Article toilette. Hier, j'ai fait la maman. En bas de la ville, coule une gentille rivière. Moi-même, j'y entre ; j'y fais entrer tous mes gosses. Nous jouons dans l'eau. Après quoi, muni d'une brosse à souliers que j'ai bien lavée, je fais un nettoyage en règle. Qui saura jamais le nombre des victimes !
Article cuisine. Le cuisinier s'éreinte à nous soigner. Or, je tiens qu'il faut se rapprocher de la nature. Lui , prépare donc les petits pois en sauce, disons, en pâtée. Consciencieusement, je demande de l'eau chaude : j'y lave les petits pois et ensuite, les mange. Le cuisinier doit se demander quelle est la vertu magique de cette eau chaude.
Article cuisine, toujours. Nous étions deux à table : M. Melly et moi. Sur un plat propre, fument deux biftecks magnifiques. M. Melly se sert. Je prends mon morceau, le flaire et le remets soigneusement en place. M. Melly s'étonne. Au bout d'un moment, il donne le sien au chat. Le chat regarde, sent, et s'en va en miaulant, traînant la queue et laissant là le morceau.

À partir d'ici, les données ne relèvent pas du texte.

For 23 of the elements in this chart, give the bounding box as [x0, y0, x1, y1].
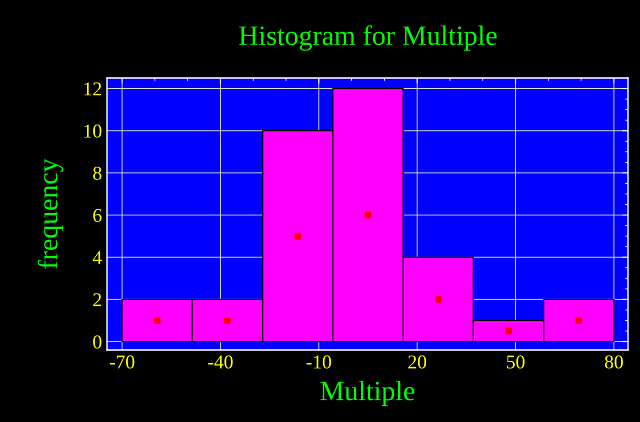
- x-tick-label: -70: [110, 355, 134, 369]
- point: [576, 317, 582, 324]
- x-axis-title: Multiple: [320, 380, 414, 406]
- chart-title: Histogram for Multiple: [239, 25, 497, 51]
- y-tick-label: 4: [92, 251, 102, 264]
- y-tick-label: 0: [93, 335, 102, 349]
- x-tick-label: 80: [604, 355, 623, 369]
- point: [224, 317, 231, 324]
- point: [154, 317, 160, 324]
- point: [364, 212, 372, 218]
- y-tick-label: 10: [84, 124, 102, 138]
- y-axis-title: frequency: [38, 158, 64, 269]
- point: [505, 328, 512, 334]
- point: [294, 232, 302, 240]
- x-tick-label: 20: [408, 355, 426, 369]
- x-tick-label: 50: [506, 355, 525, 369]
- x-tick-label: -10: [306, 355, 332, 369]
- y-tick-label: 2: [93, 293, 102, 306]
- y-tick-label: 12: [84, 82, 102, 96]
- y-tick-label: 8: [93, 166, 102, 180]
- point: [434, 296, 442, 303]
- x-tick-label: -40: [208, 355, 233, 369]
- y-tick-label: 6: [93, 208, 102, 222]
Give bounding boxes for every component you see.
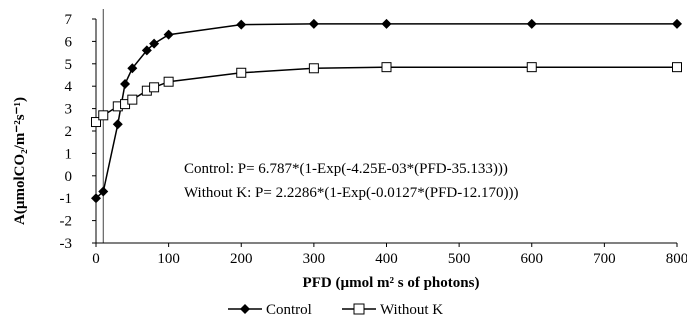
- x-tick-label: 200: [230, 251, 253, 267]
- data-point-square: [149, 82, 160, 93]
- y-tick-label: 0: [65, 169, 73, 185]
- data-point-diamond: [91, 193, 101, 204]
- data-point-diamond: [163, 29, 174, 40]
- data-point-square: [672, 62, 682, 73]
- y-tick-label: 1: [65, 146, 73, 162]
- data-point-diamond: [308, 18, 319, 29]
- annotation-control: Control: P= 6.787*(1-Exp(-4.25E-03*(PFD-…: [184, 161, 508, 177]
- series-line-1: [95, 66, 677, 123]
- data-point-square: [381, 62, 392, 73]
- legend-item-without-k: Without K: [342, 302, 443, 318]
- x-tick-label: 400: [375, 251, 398, 267]
- data-point-diamond: [141, 45, 152, 56]
- data-point-diamond: [236, 19, 247, 30]
- y-tick-label: -2: [60, 214, 73, 230]
- data-point-square: [163, 76, 174, 87]
- x-tick-label: 0: [92, 251, 100, 267]
- x-axis-title: PFD (µmol m² s of photons): [303, 275, 480, 291]
- series: [91, 18, 682, 204]
- legend-item-control: Control: [228, 302, 312, 318]
- legend-marker-square: [353, 303, 365, 315]
- x-tick-label: 700: [593, 251, 616, 267]
- y-tick-label: 2: [65, 124, 73, 140]
- data-point-square: [526, 62, 537, 73]
- data-point-diamond: [149, 38, 160, 49]
- x-tick-label: 500: [448, 251, 471, 267]
- y-tick-label: -3: [60, 236, 73, 252]
- y-tick-label: 5: [65, 57, 73, 73]
- data-point-square: [127, 94, 138, 105]
- x-tick-label: 300: [303, 251, 326, 267]
- data-point-diamond: [381, 18, 392, 29]
- x-tick-label: 100: [157, 251, 180, 267]
- data-point-square: [98, 110, 109, 121]
- data-point-diamond: [672, 18, 682, 29]
- data-point-square: [308, 63, 319, 74]
- y-tick-label: 7: [65, 12, 73, 28]
- annotation-without-k: Without K: P= 2.2286*(1-Exp(-0.0127*(PFD…: [184, 185, 519, 201]
- x-tick-label: 600: [521, 251, 544, 267]
- y-tick-label: -1: [60, 191, 73, 207]
- data-point-diamond: [526, 18, 537, 29]
- legend: Control Without K: [228, 302, 443, 318]
- y-axis-title: A(µmolCO₂/m⁻²s⁻¹): [12, 97, 28, 225]
- legend-label-without-k: Without K: [380, 302, 443, 318]
- data-point-square: [236, 67, 247, 78]
- data-point-diamond: [120, 78, 131, 89]
- y-tick-label: 4: [65, 79, 73, 95]
- x-tick-label: 800: [666, 251, 687, 267]
- data-point-diamond: [98, 186, 109, 197]
- y-tick-label: 6: [65, 34, 73, 50]
- legend-marker-diamond: [240, 304, 250, 314]
- data-point-diamond: [127, 63, 138, 74]
- data-point-diamond: [112, 119, 123, 130]
- legend-label-control: Control: [266, 302, 312, 318]
- data-point-square: [91, 117, 101, 128]
- axes: [95, 9, 677, 244]
- y-tick-label: 3: [65, 102, 73, 118]
- ticks: 0 100 200 300 400 500 600 700 800 -3 -2 -1 0 1 2 3 4 5 6 7: [60, 12, 687, 267]
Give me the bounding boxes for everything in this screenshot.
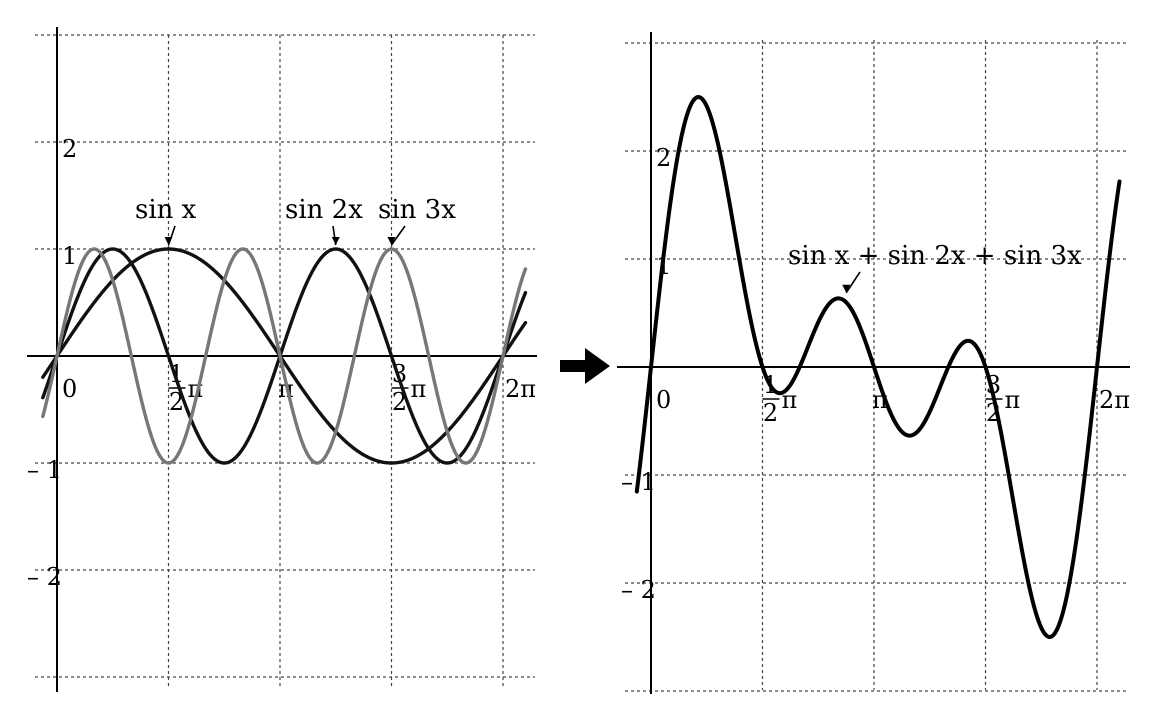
series-line-sin-x xyxy=(41,247,528,465)
y-tick-label: – 1 xyxy=(27,456,62,484)
series-line-sin-2x xyxy=(41,247,528,465)
svg-text:0: 0 xyxy=(656,386,671,414)
svg-text:– 2: – 2 xyxy=(27,563,62,591)
annotation: sin x xyxy=(135,195,197,246)
annotation: sin 2x xyxy=(285,195,363,246)
svg-text:– 2: – 2 xyxy=(621,576,656,604)
svg-text:2: 2 xyxy=(656,144,671,172)
x-tick-label: 0 xyxy=(656,386,671,414)
x-tick-label: 2π xyxy=(505,375,536,403)
svg-text:π: π xyxy=(1005,386,1021,414)
svg-text:2: 2 xyxy=(62,135,77,163)
x-tick-label: 2π xyxy=(1099,386,1130,414)
svg-text:– 1: – 1 xyxy=(27,456,62,484)
y-tick-label: 1 xyxy=(62,242,77,270)
svg-text:2π: 2π xyxy=(505,375,536,403)
right-arrow-icon xyxy=(560,348,610,384)
svg-text:π: π xyxy=(411,375,427,403)
y-tick-label: – 2 xyxy=(621,576,656,604)
svg-text:1: 1 xyxy=(62,242,77,270)
svg-text:2π: 2π xyxy=(1099,386,1130,414)
series-line-sin-3x xyxy=(41,247,528,465)
y-tick-label: 2 xyxy=(656,144,671,172)
y-tick-label: 2 xyxy=(62,135,77,163)
svg-text:sin 3x: sin 3x xyxy=(378,195,456,225)
svg-text:sin x + sin 2x + sin 3x: sin x + sin 2x + sin 3x xyxy=(788,241,1082,271)
svg-text:sin x: sin x xyxy=(135,195,197,225)
svg-text:2: 2 xyxy=(763,399,778,427)
svg-text:sin 2x: sin 2x xyxy=(285,195,363,225)
series-line-sin-x-sin-2x-sin-3x xyxy=(634,95,1122,639)
annotation: sin x + sin 2x + sin 3x xyxy=(788,241,1082,294)
x-tick-label: 0 xyxy=(62,375,77,403)
y-tick-label: – 2 xyxy=(27,563,62,591)
svg-text:0: 0 xyxy=(62,375,77,403)
annotation: sin 3x xyxy=(378,195,456,246)
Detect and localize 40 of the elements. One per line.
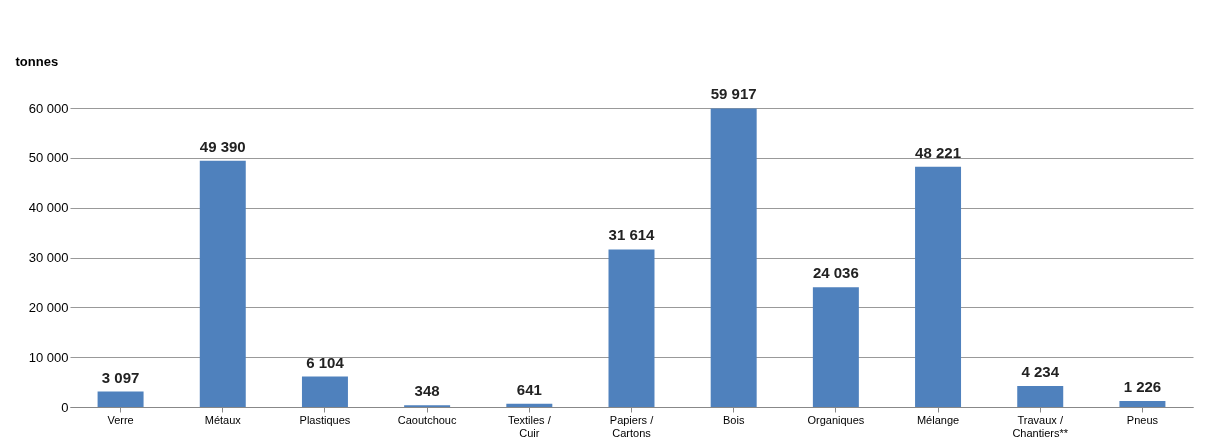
y-tick-label: 50 000: [28, 150, 69, 166]
y-tick-label: 10 000: [28, 349, 69, 365]
bar: [506, 403, 553, 407]
x-tick-label: Textiles / Cuir: [507, 413, 552, 439]
bar: [97, 391, 144, 407]
bar: [710, 108, 757, 407]
y-axis-title: tonnes: [15, 53, 59, 69]
bar: [812, 287, 859, 407]
x-tick-label: Papiers / Cartons: [609, 413, 655, 439]
x-tick-label: Travaux / Chantiers**: [1012, 413, 1069, 439]
data-label: 6 104: [306, 353, 345, 371]
x-tick-label: Bois: [722, 413, 745, 426]
x-tick-label: Plastiques: [299, 413, 351, 426]
x-tick-label: Pneus: [1126, 413, 1159, 426]
bar: [1017, 385, 1064, 407]
bar: [915, 166, 962, 407]
data-label: 31 614: [608, 226, 656, 244]
data-label: 48 221: [915, 143, 961, 161]
x-tick-label: Verre: [107, 413, 134, 426]
y-tick-label: 0: [61, 399, 69, 415]
bar: [608, 249, 655, 407]
data-label: 348: [414, 382, 440, 400]
y-tick-label: 40 000: [28, 200, 69, 216]
data-label: 641: [516, 380, 542, 398]
data-label: 59 917: [710, 85, 757, 103]
bar: [301, 376, 348, 407]
data-label: 3 097: [101, 368, 140, 386]
x-tick-label: Métaux: [204, 413, 242, 426]
data-label: 24 036: [812, 264, 859, 282]
data-label: 4 234: [1021, 362, 1060, 380]
data-label: 49 390: [199, 137, 246, 155]
y-tick-label: 20 000: [28, 299, 69, 315]
x-tick-label: Caoutchouc: [397, 413, 457, 426]
y-tick-label: 30 000: [28, 250, 69, 265]
x-tick-label: Mélange: [916, 413, 960, 426]
bar: [199, 160, 246, 407]
y-tick-label: 60 000: [28, 100, 69, 116]
data-label: 1 226: [1123, 377, 1162, 395]
x-tick-label: Organiques: [807, 413, 865, 426]
bar: [1119, 400, 1166, 407]
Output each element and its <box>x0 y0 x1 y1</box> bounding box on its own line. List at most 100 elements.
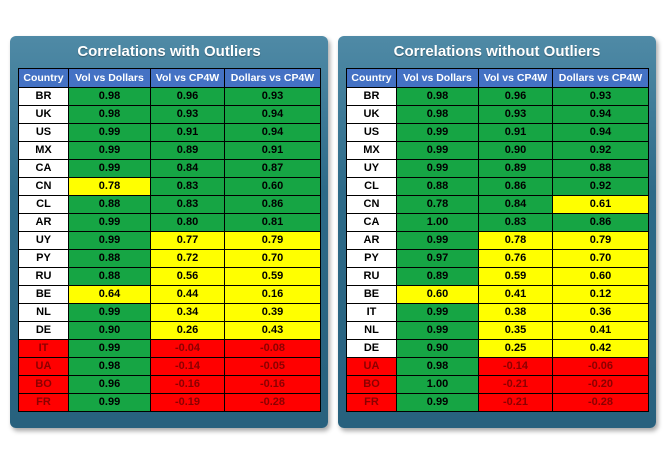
cell-vol-vs-cp4w: 0.83 <box>478 213 553 232</box>
cell-country: RU <box>346 267 397 286</box>
cell-dollars-vs-cp4w: 0.39 <box>224 303 321 322</box>
cell-dollars-vs-cp4w: 0.94 <box>224 123 321 142</box>
table-row: FR 0.99 -0.21 -0.28 <box>346 393 649 412</box>
cell-vol-vs-cp4w: 0.96 <box>150 87 225 106</box>
cell-vol-vs-dollars: 0.99 <box>396 159 479 178</box>
table-row: CL 0.88 0.86 0.92 <box>346 177 649 196</box>
header-row: Country Vol vs Dollars Vol vs CP4W Dolla… <box>18 68 321 88</box>
cell-country: NL <box>18 303 69 322</box>
cell-vol-vs-dollars: 0.98 <box>396 357 479 376</box>
cell-country: CA <box>346 213 397 232</box>
header-country: Country <box>346 68 397 88</box>
table-row: CN 0.78 0.83 0.60 <box>18 177 321 196</box>
cell-vol-vs-cp4w: 0.89 <box>478 159 553 178</box>
cell-vol-vs-dollars: 0.89 <box>396 267 479 286</box>
cell-country: UY <box>18 231 69 250</box>
cell-vol-vs-cp4w: -0.14 <box>478 357 553 376</box>
cell-dollars-vs-cp4w: 0.43 <box>224 321 321 340</box>
cell-dollars-vs-cp4w: 0.59 <box>224 267 321 286</box>
cell-dollars-vs-cp4w: 0.87 <box>224 159 321 178</box>
cell-country: US <box>346 123 397 142</box>
cell-vol-vs-dollars: 0.99 <box>396 141 479 160</box>
table-row: CA 0.99 0.84 0.87 <box>18 159 321 178</box>
cell-vol-vs-dollars: 0.88 <box>68 249 151 268</box>
cell-vol-vs-dollars: 0.90 <box>396 339 479 358</box>
cell-vol-vs-cp4w: 0.84 <box>150 159 225 178</box>
cell-dollars-vs-cp4w: 0.70 <box>552 249 649 268</box>
cell-vol-vs-dollars: 0.99 <box>396 231 479 250</box>
cell-vol-vs-cp4w: 0.56 <box>150 267 225 286</box>
cell-vol-vs-dollars: 0.98 <box>68 87 151 106</box>
table-row: UY 0.99 0.89 0.88 <box>346 159 649 178</box>
header-vol-vs-dollars: Vol vs Dollars <box>68 68 151 88</box>
table-row: RU 0.89 0.59 0.60 <box>346 267 649 286</box>
cell-vol-vs-dollars: 0.99 <box>396 123 479 142</box>
cell-country: CL <box>18 195 69 214</box>
cell-vol-vs-dollars: 0.99 <box>68 393 151 412</box>
cell-vol-vs-dollars: 0.99 <box>396 393 479 412</box>
cell-country: AR <box>18 213 69 232</box>
cell-country: PY <box>18 249 69 268</box>
cell-dollars-vs-cp4w: 0.70 <box>224 249 321 268</box>
table-row: AR 0.99 0.80 0.81 <box>18 213 321 232</box>
cell-vol-vs-dollars: 0.88 <box>68 267 151 286</box>
table-row: CA 1.00 0.83 0.86 <box>346 213 649 232</box>
cell-dollars-vs-cp4w: 0.60 <box>552 267 649 286</box>
cell-dollars-vs-cp4w: 0.94 <box>552 105 649 124</box>
table-row: IT 0.99 0.38 0.36 <box>346 303 649 322</box>
table-row: FR 0.99 -0.19 -0.28 <box>18 393 321 412</box>
cell-dollars-vs-cp4w: 0.79 <box>224 231 321 250</box>
cell-country: UA <box>346 357 397 376</box>
cell-country: IT <box>346 303 397 322</box>
cell-dollars-vs-cp4w: -0.08 <box>224 339 321 358</box>
cell-country: CN <box>18 177 69 196</box>
cell-vol-vs-cp4w: 0.84 <box>478 195 553 214</box>
table-row: BR 0.98 0.96 0.93 <box>18 87 321 106</box>
table-row: CL 0.88 0.83 0.86 <box>18 195 321 214</box>
cell-vol-vs-dollars: 0.99 <box>396 321 479 340</box>
cell-country: CL <box>346 177 397 196</box>
table-row: UK 0.98 0.93 0.94 <box>18 105 321 124</box>
cell-country: BR <box>346 87 397 106</box>
correlation-table: Country Vol vs Dollars Vol vs CP4W Dolla… <box>18 68 321 412</box>
cell-vol-vs-cp4w: 0.41 <box>478 285 553 304</box>
cell-country: FR <box>18 393 69 412</box>
header-dollars-vs-cp4w: Dollars vs CP4W <box>224 68 321 88</box>
panel-without-outliers: Correlations without Outliers Country Vo… <box>338 36 656 428</box>
cell-vol-vs-dollars: 0.78 <box>68 177 151 196</box>
table-row: PY 0.88 0.72 0.70 <box>18 249 321 268</box>
cell-vol-vs-cp4w: 0.78 <box>478 231 553 250</box>
header-vol-vs-cp4w: Vol vs CP4W <box>150 68 225 88</box>
cell-vol-vs-cp4w: 0.83 <box>150 195 225 214</box>
table-row: RU 0.88 0.56 0.59 <box>18 267 321 286</box>
cell-country: FR <box>346 393 397 412</box>
cell-dollars-vs-cp4w: 0.42 <box>552 339 649 358</box>
cell-country: DE <box>346 339 397 358</box>
header-vol-vs-cp4w: Vol vs CP4W <box>478 68 553 88</box>
cell-vol-vs-dollars: 0.98 <box>68 357 151 376</box>
cell-country: BO <box>346 375 397 394</box>
cell-country: PY <box>346 249 397 268</box>
cell-vol-vs-dollars: 1.00 <box>396 213 479 232</box>
table-row: BE 0.60 0.41 0.12 <box>346 285 649 304</box>
table-row: UK 0.98 0.93 0.94 <box>346 105 649 124</box>
cell-country: DE <box>18 321 69 340</box>
cell-dollars-vs-cp4w: 0.92 <box>552 177 649 196</box>
cell-vol-vs-cp4w: 0.91 <box>478 123 553 142</box>
table-row: US 0.99 0.91 0.94 <box>346 123 649 142</box>
table-row: UA 0.98 -0.14 -0.06 <box>346 357 649 376</box>
cell-dollars-vs-cp4w: 0.61 <box>552 195 649 214</box>
cell-vol-vs-dollars: 0.88 <box>396 177 479 196</box>
table-row: NL 0.99 0.35 0.41 <box>346 321 649 340</box>
cell-country: UK <box>18 105 69 124</box>
cell-dollars-vs-cp4w: 0.94 <box>552 123 649 142</box>
cell-country: UY <box>346 159 397 178</box>
cell-dollars-vs-cp4w: 0.94 <box>224 105 321 124</box>
table-row: CN 0.78 0.84 0.61 <box>346 195 649 214</box>
cell-vol-vs-cp4w: -0.21 <box>478 375 553 394</box>
cell-country: CA <box>18 159 69 178</box>
cell-country: CN <box>346 195 397 214</box>
panel-title: Correlations with Outliers <box>77 43 261 60</box>
cell-vol-vs-dollars: 0.99 <box>396 303 479 322</box>
cell-vol-vs-dollars: 0.88 <box>68 195 151 214</box>
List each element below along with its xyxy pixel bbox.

Article religieux. Notre professeur, un bon Chinois, convoite ma pipe européenne. Il me dit: - Donne-la moi. - Oui. Mais quand veux-tu recevoir le baptême ? - Dans cinq ans. - Ah ! c'est dommage ! Je voulais te la donner, le jour de ton baptême. Attends encore cinq ans. Le même jour, je le fais raisonner. Je demande: - Est-ce important de sauver son âme ? - Non, ce n'est pas important. - Veux-tu aller en enfer ? - Non. - Est-ce important, d'éviter l'enfer? - Oui. - Éviter l'enfer ou sauver son âme, c'est la même chose. - Oui. - C'est donc important de sauver son âme ! - Oui. - Mais pour sauver son âme, il faut pratiquer la religion chrétienne. - Oui. - Veux-tu pratiquer la religion ? - Oh ! pas encore ! !
Article agriculture. Que faites-vous ? Ici, on plante le riz. Les rizières sont inondées. Hommes, femmes, pataugent dans l'eau, prenant les minces pousses nouvelles, et les piquant dans la terre. C'est très joli.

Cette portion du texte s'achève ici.